Только внутренняя темнота наших рюкзаков, с которыми мы ездили куда-то по Золотому Кольцу — самая уютная темнота в мире, скрывающая наши плееры, книги, шарфы и перчатки, фотоаппарат и бутылку вина… Но мой рюкзак порвался, и я давно его выбросила.

Давно закрывшиеся магазины, в которых мы, смеясь, выбирали друг другу дурацкие дешёвые джинсы, рубашки и шляпы.

Столики кафе, давным-давно исчезнувших с лица земли.

Разбитые кем-то стаканы, из которых мы когда-то пили тёмное пиво, и выцветшие тарелки — на них нам подавали гренки, вяленую рыбу и жареный сыр.

Я сохраню этот файл, не перечитывая его и не редактируя.

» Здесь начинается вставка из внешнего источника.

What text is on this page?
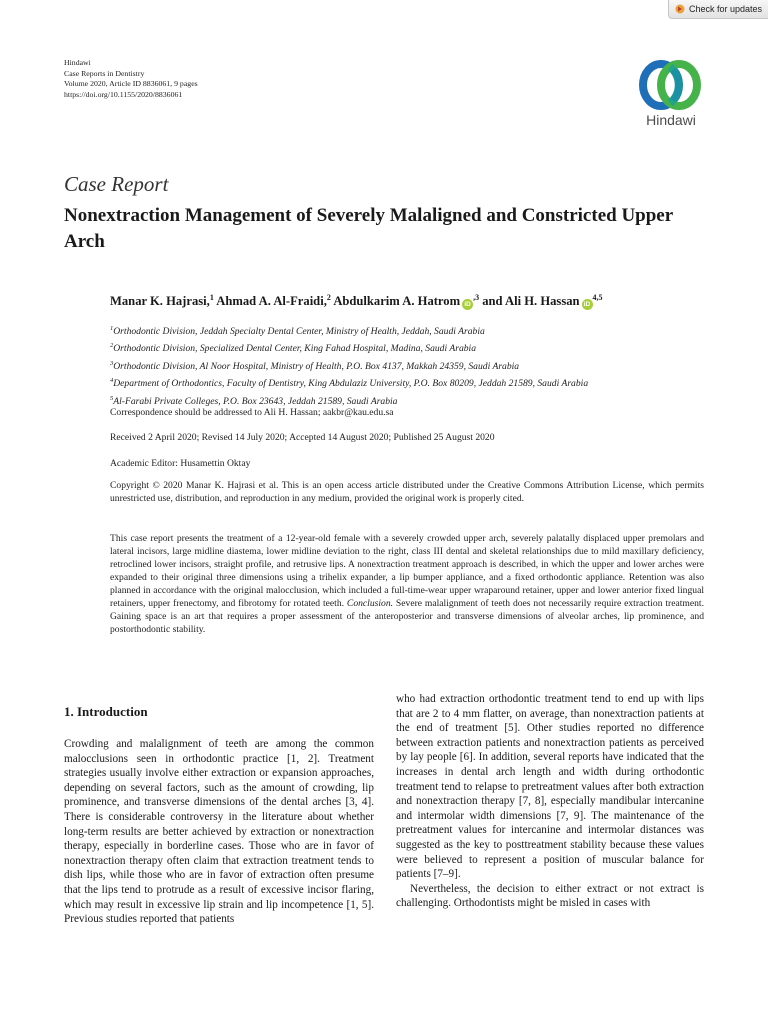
Check for updates
Hindawi
Case Reports in Dentistry
Volume 2020, Article ID 8836061, 9 pages
https://doi.org/10.1155/2020/8836061
Hindawi
Case Report
Nonextraction Management of Severely Malaligned and Constricted Upper Arch
Manar K. Hajrasi,$^1$ Ahmad A. Al-Fraidi,$^2$ Abdulkarim A. Hatrom $iD^{,3}$ and Ali H. Hassan iD$^{4,5}$
$^1$Orthodontic Division, Jeddah Specialty Dental Center, Ministry of Health, Jeddah, Saudi Arabia
$^2$Orthodontic Division, Specialized Dental Center, King Fahad Hospital, Madina, Saudi Arabia
$^3$Orthodontic Division, Al Noor Hospital, Ministry of Health, P.O. Box 4137, Makkah 24359, Saudi Arabia
$^4$Department of Orthodontics, Faculty of Dentistry, King Abdulaziz University, P.O. Box 80209, Jeddah 21589, Saudi Arabia
$^5$Al-Farabi Private Colleges, P.O. Box 23643, Jeddah 21589, Saudi Arabia
Correspondence should be addressed to Ali H. Hassan; aakbr@kau.edu.sa
Received 2 April 2020; Revised 14 July 2020; Accepted 14 August 2020; Published 25 August 2020
Academic Editor: Husamettin Oktay
Copyright © 2020 Manar K. Hajrasi et al. This is an open access article distributed under the Creative Commons Attribution License, which permits unrestricted use, distribution, and reproduction in any medium, provided the original work is properly cited.
This case report presents the treatment of a 12-year-old female with a severely crowded upper arch, severely palatally displaced upper premolars and lateral incisors, large midline diastema, lower midline deviation to the right, class III dental and skeletal relationships due to mild maxillary deficiency, retroclined lower incisors, straight profile, and retrusive lips. A nonextraction treatment approach is described, in which the upper and lower arches were expanded to their original three dimensions using a trihelix expander, a lip bumper appliance, and a fixed orthodontic appliance. Retention was also planned in accordance with the original malocclusion, which included a full-time-wear upper wraparound retainer, upper and lower anterior fixed lingual retainers, upper frenectomy, and fibrotomy for rotated teeth. Conclusion. Severe malalignment of teeth does not necessarily require extraction treatment. Gaining space is an art that requires a proper assessment of the anteroposterior and transverse dimensions of alveolar arches, lip prominence, and postorthodontic stability.
1. Introduction

Crowding and malalignment of teeth are among the common malocclusions seen in orthodontic practice [1, 2]. Treatment strategies usually involve either extraction or expansion approaches, depending on several factors, such as the amount of crowding, lip prominence, and transverse dimensions of the dental arches [3, 4]. There is considerable controversy in the literature about whether long-term results are better achieved by extraction or nonextraction therapy, especially in borderline cases. Those who are in favor of nonextraction therapy often claim that extraction treatment tends to dish lips, while those who are in favor of extraction often presume that the lips tend to protrude as a result of excessive incisor flaring, which may result in excessive lip strain and lip incompetence [1, 5]. Previous studies reported that patients

who had extraction orthodontic treatment tend to end up with lips that are 2 to 4 mm flatter, on average, than nonextraction patients at the end of treatment [5]. Other studies reported no difference between extraction patients and nonextraction patients as perceived by lay people [6]. In addition, several reports have indicated that the increases in dental arch length and width during orthodontic treatment tend to relapse to pretreatment values after both extraction and nonextraction therapy [7, 8], especially mandibular intercanine and intermolar width dimensions [7, 9]. The maintenance of the pretreatment values for intercanine and intermolar distances was suggested as the key to posttreatment stability because these values were believed to represent a position of muscular balance for patients [7–9].

Nevertheless, the decision to either extract or not extract is challenging. Orthodontists might be misled in cases with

Я не буду никак его называть — пусть над ним ничто не тяготеет. Я не буду думать, можно ли подретушировать его, подпричесать, чтобы запихать потом в какое-нибудь объёмное произведение о любви и жизни. Подпричесать… Разве есть такое слово? Наверное, нет, но мне всё равно. Здесь оно будет.

Я, быть может, даже потеряю этот текст среди остальных файлов без имени… Как давно уже потеряла тебя.

Но если у других встреченных мною людей имён нет, если они не важны для меня, не интересны, то у тебя — есть имя.

И оно, такое нередкое, такое обычное, становится солёным на моих губах, которым никогда уже не встретиться с твоими.